TMZ announced this morning that Rodney King, the man whose 1991 beating at the hands of the LAPD eventually led to the LA Riots, has been found dead by his fiancee:
According to our sources, King’s fiancée found him dead at the bottom of a pool.
Law enforcement sources tell TMZ they responded to a call at 5:25 AM PT. We’re told they physically removed King from the pool and attempted CPR.
Rodney King quickly became an icon: First as a representative for all the voiceless, faceless people who had been victims of police brutality in the many years before. And then again as he pleaded “Can’t we all just get along?” after the riots broke out and lives were lost.
It was the beginning of a new era in media. We now take for granted that someone will always be there with a camera to document what happens on our cities’ streets. But in 1991, so many cases of police brutality went undocumented, and victims simply weren’t believed or given any voice.
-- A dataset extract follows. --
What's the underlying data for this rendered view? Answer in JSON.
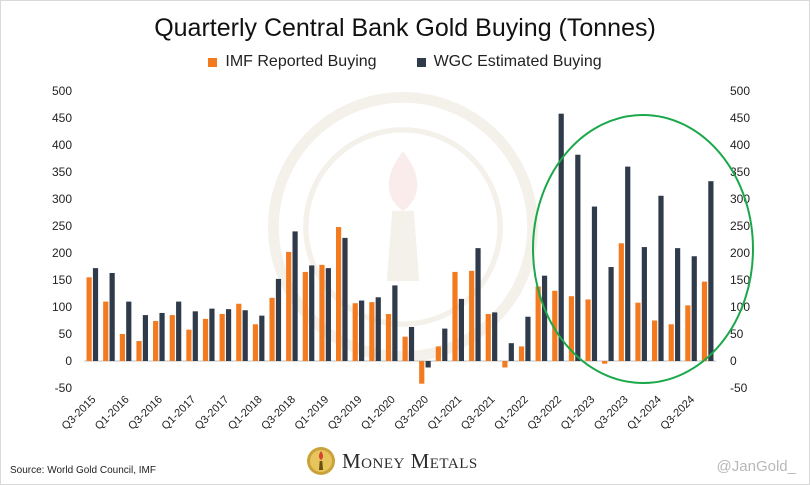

As King says in the video above, it was lucky someone videotaped the cops that day. For those of us living protected lives away from the city streets of South Central LA—and neighborhoods just like it across the nation—it was a wake-up call. Police brutality was (and still is) very, very real.
A few years ago, King appeared on VH1’s Celebrity Rehab. For some reason, I watched that season of Celebrity Rehab (which is the type of show I usually malign), very much in part to Rodney King. He seemed to be a sweet, compelling, good-hearted man. He was hopeful for the state of race relations in America. It’s odd the way reality television makes us feel like we know somebody.
Rodney King’s last interview with TMZ about the current state of race relations appears above. In it, King says of the Trayvon Martin case, “I’m hoping he gets justice for his family… I’m hoping that everything will turn out okay. This is America, so I’m sure it will.”
Rest in Peace, Mr. King.
How do you think that Rodney King changed American history?
His incident did show the horrors of racial profiling and police brutality, but may have also made way for a worldstar generation. Sad he never gotten off the path.